When Mediation Should Occur
Despite the benefits of mediation as discussed in the preceding paragraph, if it occurs too early in the life of the case, the parties and the attorneys will simply not have an adequate opportunity to investigate the relative merits of the case and to have arrived at an evaluation. When early mediation is anticipated and is to be attempted, as much information as possible must be gathered and, if need be, the willingness to participate in mediation must be conditioned on being provided certain information that you would ultimately get during the discovery process, so that an adequate evaluation can be made and the likelihood of a successful mediation enhanced.

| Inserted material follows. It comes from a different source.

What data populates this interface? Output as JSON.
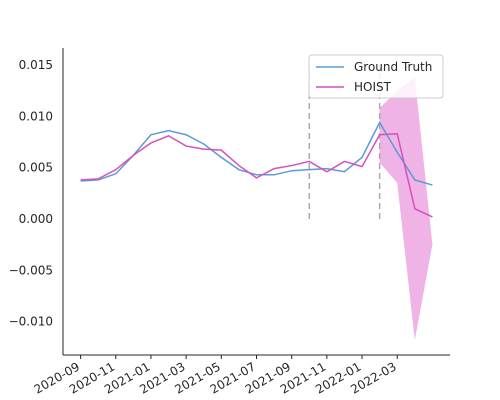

How to Effectively Represent Your Client in Mediation
The mediation process lends itself to advocacy just as does the courtroom. The attorney must persuade the other side as to the merits of value of the case. This may be done by using short video excerpts in a presentation during opening statement, by the use of charts, models, blow-ups, and any other demonstrative evidence that might be persuasive in a trial. In this case, you are not persuading a jury, but you are attempting to persuade the other side of the value of your case, and at the same time you are attempting to make the mediator understand the strengths of your case so that the mediator can help dispel any fantasies that the opposing side is laboring under. After all, the mediator's job is to inject reality into each side's position. Typically, a full opening statement focusing both on the opposing side and the mediator is made. One must make a final argument in his opening statement without the other side feeling like a final argument is being made.
A very important thing to avoid is leaving your client alone, unrepresented, without the other party. For example, when "breaks" are taken during the mediation, you might leave your client alone where the mediation is taking place or your client could wander away from you. At these times, you client is must vulnerable to intimidation and bullying by the opposing party, particularly when your client is an individual and he or she is suing a larger, more experienced business. Unfortunately, you cannot always rely on the mediator to prevent such incidences form occurring. Therefore, remember to accompany your client everywhere that he or she goes, just as you would if you were in trial.
Selecting a Mediator
What constitutes a good mediator has been discussed above, but the problem is in finding the right person. A good experience with a mediator will lead you back to that mediator again even in a different type of case. Reputation as a mediator, if well earned, should be looked at in the selection process. An experienced plaintiff's trail mediator, if a reasonable and patient person, can make an excellent mediator of a personal injury case. A plaintiff's lawyer or defense lawyer should not hesitate to have a lawyer of the opposite persuasion as a mediator if he or she otherwise meets the criteria of maturity, experience and trustworthiness.
Fees of Mediators
Every practicing mediator has a fee schedule which will be sent upon request and is generally based on a hourly or daily rate with the fee ties to both the number of parties involved and the amount in controversy.